Sur la fin de la troisième nuit, une troupe de quarante monstres environ apparut au bord du fleuve et, sans trop se soucier de nous, certains d’entre eux se mirent à dérouler un grand filet composé de minces lanières de cuir blanc. Bientôt la troupe se sépara en deux équipes qui s’affairèrent chacune à un bout du filet, puis, celle qui se trouvait la plus rapprochée du fleuve y entra sans hésitation et le traversa à la nage avec une souplesse merveilleuse. Quand le filet, tendu et maintenu sous l’eau par des poids, eut barré le fleuve dans toute sa largeur, les deux équipes le hâlèrent d’amont en aval sur un parcours de cinquante mètres environ ; après quoi, ceux des monstres qui avaient déjà traversé l’eau revinrent à la nage vers leurs compagnons, et enfin le filet chargé de poisson fut ramené sur la rive.

Un peu plus tard, tandis que les monstres recommençaient ailleurs leurs opérations, nous rencontrâmes, devant une trappe plus grande que les autres, une sorte de chariot à demi rempli de poissons. La porte restait inexorablement close, mais il était sûr que dans quelques instants elle s’ouvrirait pour laisser entrer le chariot ; il était de dimensions assez considérables… Je crois que l’idée de nous y dissimuler surgit en même temps dans l’esprit de Ceintras et le mien.

— Ceintras, murmurai-je, un peu pâle, sans quitter le chariot des yeux…

— Oui, oui, je devine ce que tu vas me dire…

— Eh bien ?

Il me montra du doigt le grouillement argenté des poissons dont beaucoup étaient vivants encore :

— Ça ne te dégoûte pas un peu de t’ensevelir là-dessous ?

— Il est sûr que je préférerais une litière de velours et de soie, mais nos hôtes ont oublié de mettre rien de semblable à notre disposition.

— Piteux appareil pour la réception des premiers ambassadeurs de l’humanité auprès du peuple du Pôle !

— Évidemment, mais le temps nous presse, voici l’aube… Et c’est peut-être une occasion unique.

— Oh ! une occasion unique !…

— Enfin, agis à ta guise.
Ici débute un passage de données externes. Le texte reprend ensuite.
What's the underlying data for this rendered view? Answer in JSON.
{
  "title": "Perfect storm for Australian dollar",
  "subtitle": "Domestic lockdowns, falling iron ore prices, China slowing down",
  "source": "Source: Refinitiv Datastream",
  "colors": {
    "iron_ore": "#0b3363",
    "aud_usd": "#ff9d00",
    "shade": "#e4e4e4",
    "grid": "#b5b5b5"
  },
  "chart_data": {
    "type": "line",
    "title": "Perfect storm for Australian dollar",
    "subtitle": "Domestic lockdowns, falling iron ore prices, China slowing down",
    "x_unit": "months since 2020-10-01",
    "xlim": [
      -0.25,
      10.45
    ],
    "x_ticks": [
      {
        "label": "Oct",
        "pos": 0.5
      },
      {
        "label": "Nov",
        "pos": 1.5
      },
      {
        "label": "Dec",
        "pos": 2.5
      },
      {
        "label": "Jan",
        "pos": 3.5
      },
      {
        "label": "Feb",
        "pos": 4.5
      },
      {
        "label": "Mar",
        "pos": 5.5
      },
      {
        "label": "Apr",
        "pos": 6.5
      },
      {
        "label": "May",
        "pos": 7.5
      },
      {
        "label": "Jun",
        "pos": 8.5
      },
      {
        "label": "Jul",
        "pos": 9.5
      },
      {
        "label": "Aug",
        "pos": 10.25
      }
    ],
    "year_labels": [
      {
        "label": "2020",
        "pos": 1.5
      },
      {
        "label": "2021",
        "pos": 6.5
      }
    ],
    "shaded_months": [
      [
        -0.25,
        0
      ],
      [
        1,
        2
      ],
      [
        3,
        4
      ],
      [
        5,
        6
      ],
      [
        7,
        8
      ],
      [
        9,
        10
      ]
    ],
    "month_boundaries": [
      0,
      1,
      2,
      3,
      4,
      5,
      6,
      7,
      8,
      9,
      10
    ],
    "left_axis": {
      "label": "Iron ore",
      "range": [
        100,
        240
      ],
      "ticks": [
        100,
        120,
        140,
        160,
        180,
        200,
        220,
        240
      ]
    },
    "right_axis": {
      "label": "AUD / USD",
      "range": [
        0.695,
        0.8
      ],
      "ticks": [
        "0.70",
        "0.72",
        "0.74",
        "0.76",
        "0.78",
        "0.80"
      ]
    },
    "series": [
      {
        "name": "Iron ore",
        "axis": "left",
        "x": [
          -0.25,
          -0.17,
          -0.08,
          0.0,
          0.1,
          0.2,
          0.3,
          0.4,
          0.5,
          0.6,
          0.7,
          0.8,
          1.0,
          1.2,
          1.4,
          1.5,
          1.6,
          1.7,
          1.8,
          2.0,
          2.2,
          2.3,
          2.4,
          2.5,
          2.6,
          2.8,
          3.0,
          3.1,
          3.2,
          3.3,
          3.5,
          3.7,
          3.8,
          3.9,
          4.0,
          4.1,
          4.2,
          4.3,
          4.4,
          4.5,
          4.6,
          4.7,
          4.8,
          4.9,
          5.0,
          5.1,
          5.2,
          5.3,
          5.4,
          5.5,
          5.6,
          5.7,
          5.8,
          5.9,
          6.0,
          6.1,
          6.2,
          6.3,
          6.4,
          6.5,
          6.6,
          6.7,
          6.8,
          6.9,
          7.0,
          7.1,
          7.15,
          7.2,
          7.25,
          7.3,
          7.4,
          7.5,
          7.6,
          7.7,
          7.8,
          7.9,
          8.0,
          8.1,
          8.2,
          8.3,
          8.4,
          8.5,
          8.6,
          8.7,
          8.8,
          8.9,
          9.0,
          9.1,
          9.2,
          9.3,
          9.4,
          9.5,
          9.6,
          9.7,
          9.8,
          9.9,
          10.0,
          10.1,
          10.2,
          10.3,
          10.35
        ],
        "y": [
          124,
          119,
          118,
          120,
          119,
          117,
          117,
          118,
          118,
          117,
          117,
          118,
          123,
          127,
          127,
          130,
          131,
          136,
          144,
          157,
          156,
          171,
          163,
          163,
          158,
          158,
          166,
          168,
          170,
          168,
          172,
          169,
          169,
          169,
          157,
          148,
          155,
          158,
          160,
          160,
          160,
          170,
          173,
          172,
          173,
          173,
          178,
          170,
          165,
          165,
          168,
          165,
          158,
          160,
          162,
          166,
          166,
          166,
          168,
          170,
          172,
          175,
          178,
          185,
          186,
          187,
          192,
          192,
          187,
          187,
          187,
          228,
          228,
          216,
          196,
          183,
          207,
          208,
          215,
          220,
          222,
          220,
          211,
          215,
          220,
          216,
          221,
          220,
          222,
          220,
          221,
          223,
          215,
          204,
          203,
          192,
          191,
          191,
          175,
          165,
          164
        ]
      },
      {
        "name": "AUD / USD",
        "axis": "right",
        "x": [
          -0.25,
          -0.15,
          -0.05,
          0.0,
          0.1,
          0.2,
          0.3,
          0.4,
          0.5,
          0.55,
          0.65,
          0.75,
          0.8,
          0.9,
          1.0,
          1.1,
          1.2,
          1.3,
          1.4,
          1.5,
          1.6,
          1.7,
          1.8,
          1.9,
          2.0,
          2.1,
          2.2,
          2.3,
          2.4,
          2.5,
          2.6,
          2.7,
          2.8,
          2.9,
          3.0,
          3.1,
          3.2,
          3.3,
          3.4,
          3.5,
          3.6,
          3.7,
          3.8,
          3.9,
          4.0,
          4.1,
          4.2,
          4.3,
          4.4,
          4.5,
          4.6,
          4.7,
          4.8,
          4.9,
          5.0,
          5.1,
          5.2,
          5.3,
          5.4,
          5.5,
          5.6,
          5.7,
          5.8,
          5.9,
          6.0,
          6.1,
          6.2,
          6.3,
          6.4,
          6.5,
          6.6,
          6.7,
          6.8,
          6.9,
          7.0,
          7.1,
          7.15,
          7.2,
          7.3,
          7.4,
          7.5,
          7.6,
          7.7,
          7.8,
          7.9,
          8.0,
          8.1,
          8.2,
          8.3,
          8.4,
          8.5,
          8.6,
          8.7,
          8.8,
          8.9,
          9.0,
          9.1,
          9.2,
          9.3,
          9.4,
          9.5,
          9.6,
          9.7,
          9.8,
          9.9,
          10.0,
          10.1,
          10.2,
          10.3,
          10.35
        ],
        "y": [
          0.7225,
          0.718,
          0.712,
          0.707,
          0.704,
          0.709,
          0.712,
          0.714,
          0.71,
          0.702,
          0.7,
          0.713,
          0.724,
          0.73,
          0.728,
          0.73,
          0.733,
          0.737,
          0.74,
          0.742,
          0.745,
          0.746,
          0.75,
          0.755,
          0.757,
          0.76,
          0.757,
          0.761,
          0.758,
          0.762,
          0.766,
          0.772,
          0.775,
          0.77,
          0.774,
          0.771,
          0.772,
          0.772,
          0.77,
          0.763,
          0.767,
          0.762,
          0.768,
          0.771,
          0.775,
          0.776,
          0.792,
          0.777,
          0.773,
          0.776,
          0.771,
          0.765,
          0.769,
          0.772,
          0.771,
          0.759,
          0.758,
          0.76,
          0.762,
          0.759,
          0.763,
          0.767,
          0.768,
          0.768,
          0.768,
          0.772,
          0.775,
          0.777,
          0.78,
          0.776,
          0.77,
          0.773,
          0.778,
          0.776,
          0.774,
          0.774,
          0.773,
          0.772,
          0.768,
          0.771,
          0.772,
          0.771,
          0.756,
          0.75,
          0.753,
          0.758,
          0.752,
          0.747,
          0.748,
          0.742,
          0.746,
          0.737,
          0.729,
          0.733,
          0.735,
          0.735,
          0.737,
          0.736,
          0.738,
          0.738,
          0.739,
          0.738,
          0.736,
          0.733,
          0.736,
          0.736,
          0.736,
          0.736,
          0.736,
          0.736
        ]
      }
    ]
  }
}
Tu es libre. Moi, je tente l’aventure…

Ceintras, comme c’était à prévoir, céda. Nous nous enfouîmes, surmontant notre répulsion, entre deux couches de petits corps froids, humides et visqueux dont les vertèbres, au-dessous de nous, craquèrent écrasées, et qui, sur nos mains et nos visages, s’agitaient dans les dernières convulsions de l’asphyxie. Déjà plus qu’à moitié suffoqués par leur odeur écœurante, nous nous crûmes définitivement étouffés lorsque les monstres, au moment de regagner leurs demeures souterraines, empilèrent au-dessus de nous d’autres poissons pour remplir complètement le chariot. Nous ménageâmes tant bien que mal un passage pour que l’air pût arriver jusqu’à nos bouches ; puis nous sentîmes le véhicule s’ébranler. Un instant après, le retentissement à l’infini du bruit qu’il faisait en roulant nous apprit que le libre firmament n’arrondissait plus sur nous sa voûte illimitée et que nous étions dans les entrailles de la terre, en route vers l’inconnu.